Ein Kommentar zu “Mythos Europa”

  1. Stefan Weinert sagt:

    EUROPA — aus aktuellem Anlass

    Nun hat gerade heute der EuGH entschieden, dass die EU-Mitgliedstaaten bezüglich der Flüchtlingsaufnahme solidarisch zu sein haben und hat damit die Klage Ungarns und der Slowakei abgewiesen. Orban tobt, doch die Slowakei lenkt ein und Polen hat bis heute null (0) Flüchtlinge aufgenommen. Kann man, ja muss man ein „christliches Europa“ zur Solidarität erst zwingen? QUO VADIS, EUROPA?

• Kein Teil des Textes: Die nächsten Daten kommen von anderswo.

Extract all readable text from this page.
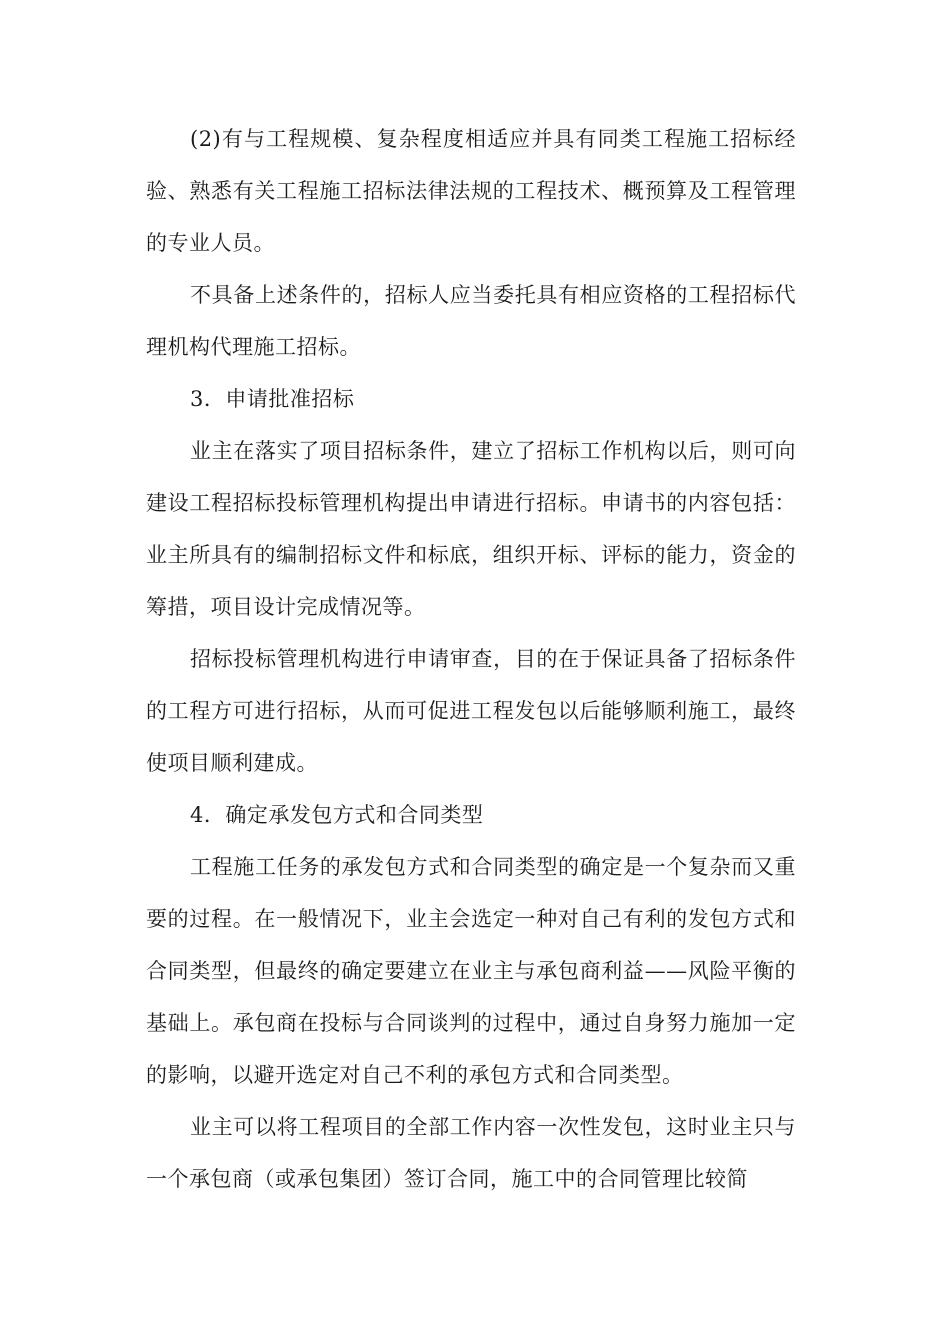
(2)有与工程规模、复杂程度相适应并具有同类工程施工招标经验、熟悉有关工程施工招标法律法规的工程技术、概预算及工程管理的专业人员。

不具备上述条件的，招标人应当委托具有相应资格的工程招标代理机构代理施工招标。

3．申请批准招标

业主在落实了项目招标条件，建立了招标工作机构以后，则可向建设工程招标投标管理机构提出申请进行招标。申请书的内容包括：业主所具有的编制招标文件和标底，组织开标、评标的能力，资金的筹措，项目设计完成情况等。

招标投标管理机构进行申请审查，目的在于保证具备了招标条件的工程方可进行招标，从而可促进工程发包以后能够顺利施工，最终使项目顺利建成。

4．确定承发包方式和合同类型

工程施工任务的承发包方式和合同类型的确定是一个复杂而又重要的过程。在一般情况下，业主会选定一种对自己有利的发包方式和合同类型，但最终的确定要建立在业主与承包商利益——风险平衡的基础上。承包商在投标与合同谈判的过程中，通过自身努力施加一定的影响，以避开选定对自己不利的承包方式和合同类型。

业主可以将工程项目的全部工作内容一次性发包，这时业主只与一个承包商（或承包集团）签订合同，施工中的合同管理比较简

    Von Stefan Weinert, 18.3.2016 / 06.09. 2017

    Europa war die Tochter des phönizischen Königs Agenor. Gottvater Zeus selbst verliebte sich in sie und schlich sich, als Stier verwandelt, an sie heran. Er entführte Europa auf die Insel Kreta und gab sich dort als Gottheit zu erkennen. Beide hatten drei gemeinsame Kinder. Ursprünglich stammt das Wort „Europa“ aus einer semitischen Sprache (‚erob’) und bedeutet soviel, wie ‚dunkel’ und ‚Abend’ (daher ‚Abendland’). Gräzisiert wurde daraus ‚eurys’ = ‚weit’ und ‚ops’ (Optik) = ‚Sicht, Gesicht’. Somit hat das griechische Wort die Bedeutung von ‚die [Frau] mit der weiten Sicht’. Aphrodite, die Göttin der Liebe, gab dem Kontinent, zu dem Kreta gehörte, den Namen ‚Europa’, damit diese Frau unsterblich bliebe.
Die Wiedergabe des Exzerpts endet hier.